Besides this, Applicative
is a protocol that operates on Higher-Kinded Types. At the moment, HKT are not supported natively, so only types which are build with the simulation that Bow provides can conform to this type of protocols. We could write a wrapper of Result
to make it an HKT (named, for instance, ResultK
), in a similar way our Option
wraps Swift Optional
type; however, Either
generalizes what ResultK
would do. In fact, it would be as easy as creating a type alias:
typealias ResultK<B, A> = Either<A, B> where A: Error
extension ResultK where A: Error {
static func success(_ value: B) -> ResultK<B, A> {
return .right(value)
}
static func failure(_ error: A) -> ResultK<B, A> {
return .left(error)
}
}
This way, we could have a Result
-like type that has conformance to Applicative
and many other type classes.
If we look closely, Applicative.map
is not the only pattern we can observe in our code above. In fact, all validation functions reduce to checking some conditions and then creating a wrapper over the success or error values depending on the type we are returning.
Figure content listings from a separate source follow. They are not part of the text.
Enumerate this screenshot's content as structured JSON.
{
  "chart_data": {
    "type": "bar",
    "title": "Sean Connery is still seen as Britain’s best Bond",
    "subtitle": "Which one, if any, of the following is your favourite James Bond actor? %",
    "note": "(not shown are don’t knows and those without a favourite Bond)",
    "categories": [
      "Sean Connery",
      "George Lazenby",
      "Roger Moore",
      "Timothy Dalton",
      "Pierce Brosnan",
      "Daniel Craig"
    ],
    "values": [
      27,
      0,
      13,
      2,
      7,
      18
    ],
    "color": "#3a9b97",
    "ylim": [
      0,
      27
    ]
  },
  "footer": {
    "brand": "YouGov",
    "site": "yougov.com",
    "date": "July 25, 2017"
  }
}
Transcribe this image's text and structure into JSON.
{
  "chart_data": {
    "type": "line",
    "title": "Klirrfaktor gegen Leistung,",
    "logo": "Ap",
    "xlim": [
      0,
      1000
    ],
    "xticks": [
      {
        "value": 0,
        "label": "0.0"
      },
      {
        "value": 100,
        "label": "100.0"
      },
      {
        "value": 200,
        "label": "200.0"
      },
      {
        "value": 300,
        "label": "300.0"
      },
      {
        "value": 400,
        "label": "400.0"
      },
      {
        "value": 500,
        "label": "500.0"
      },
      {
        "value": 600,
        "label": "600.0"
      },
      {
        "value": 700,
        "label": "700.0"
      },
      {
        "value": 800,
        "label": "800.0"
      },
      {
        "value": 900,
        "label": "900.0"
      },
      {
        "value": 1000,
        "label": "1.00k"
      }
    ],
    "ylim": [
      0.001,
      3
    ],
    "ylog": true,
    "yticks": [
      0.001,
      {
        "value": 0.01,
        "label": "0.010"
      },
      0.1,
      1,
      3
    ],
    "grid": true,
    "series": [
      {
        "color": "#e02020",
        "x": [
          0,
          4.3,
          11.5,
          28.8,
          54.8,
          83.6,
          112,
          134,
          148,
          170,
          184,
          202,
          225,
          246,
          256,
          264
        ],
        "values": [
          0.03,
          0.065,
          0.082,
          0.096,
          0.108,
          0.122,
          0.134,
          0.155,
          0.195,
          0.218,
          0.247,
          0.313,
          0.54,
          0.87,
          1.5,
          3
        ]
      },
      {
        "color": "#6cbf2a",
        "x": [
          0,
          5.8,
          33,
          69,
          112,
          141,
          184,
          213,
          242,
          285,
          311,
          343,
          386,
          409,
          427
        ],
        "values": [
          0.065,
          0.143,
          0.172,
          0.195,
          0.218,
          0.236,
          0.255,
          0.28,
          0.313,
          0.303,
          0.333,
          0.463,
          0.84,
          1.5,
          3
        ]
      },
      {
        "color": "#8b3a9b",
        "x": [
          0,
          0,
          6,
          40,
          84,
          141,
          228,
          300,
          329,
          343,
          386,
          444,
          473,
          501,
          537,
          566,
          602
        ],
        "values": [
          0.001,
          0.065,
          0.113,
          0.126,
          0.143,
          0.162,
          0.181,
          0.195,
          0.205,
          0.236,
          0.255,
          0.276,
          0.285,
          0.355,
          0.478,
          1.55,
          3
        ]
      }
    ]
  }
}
We can generalize that with the ApplicativeError
type class. ApplicativeError
augments Applicative
with error handling capabilities. It provides functions to create those wrappers for the success and error values in a general way. The correspondence with Either
and Validated
is:
ApplicativeError | Either | Validated |
---|---|---|
pure | right | valid |
raiseError | left | invalid |
Then, we can write the validation functions in an abstract manner, without knowing which type they will be evaluated to, and knowing the error type will be NonEmptyArray<ValidationError>
:
class GeneralValidationRules<F: ApplicativeError> where F.E == NEA<ValidationError> {
static func validate(email: String) -> Kind<F, String> {
guard email.contains("@") else {
return .raiseError(.of(.invalidEmail(email)))
}
return .pure(email)
}
// Implementation of the rest of validation functions
}
extension GeneralValidationRules {
static func validate(firstName: String,
lastName: String,
birthday: Date,
documentId: String,
phoneNumber: String,
email: String) -> Kind<F, Form> {
return Kind<F, Form>.map(
validate(firstName: firstName),
validate(lastName: lastName),
validate(birthday: birthday, referenceDate: Date()),
validate(documentId: documentId),
validate(phoneNumber: phoneNumber),
validate(email: email),
Form.init)
}
}
With this implementation, we just need to pass the type we want to interpret to as a type argument. Using Either
we get fail-fast behavior:
let failfast = GeneralValidationRules<EitherPartial<NEA<ValidationError>>>
.validate(firstName: " ",
lastName: " ",
birthday: Date(),
documentId: "---",
phoneNumber: "?",
email: "no_email")^
And with Validated
, we get error accumulation:
let accumulation = GeneralValidationRules<ValidatedPartial<NEA<ValidationError>>>
.validate(firstName: " ",
lastName: " ",
birthday: Date(),
documentId: "---",
phoneNumber: "?",
email: "no_email")^
Using this approach, we have a single implementation of the validation rules, but multiple strategies to evaluate them.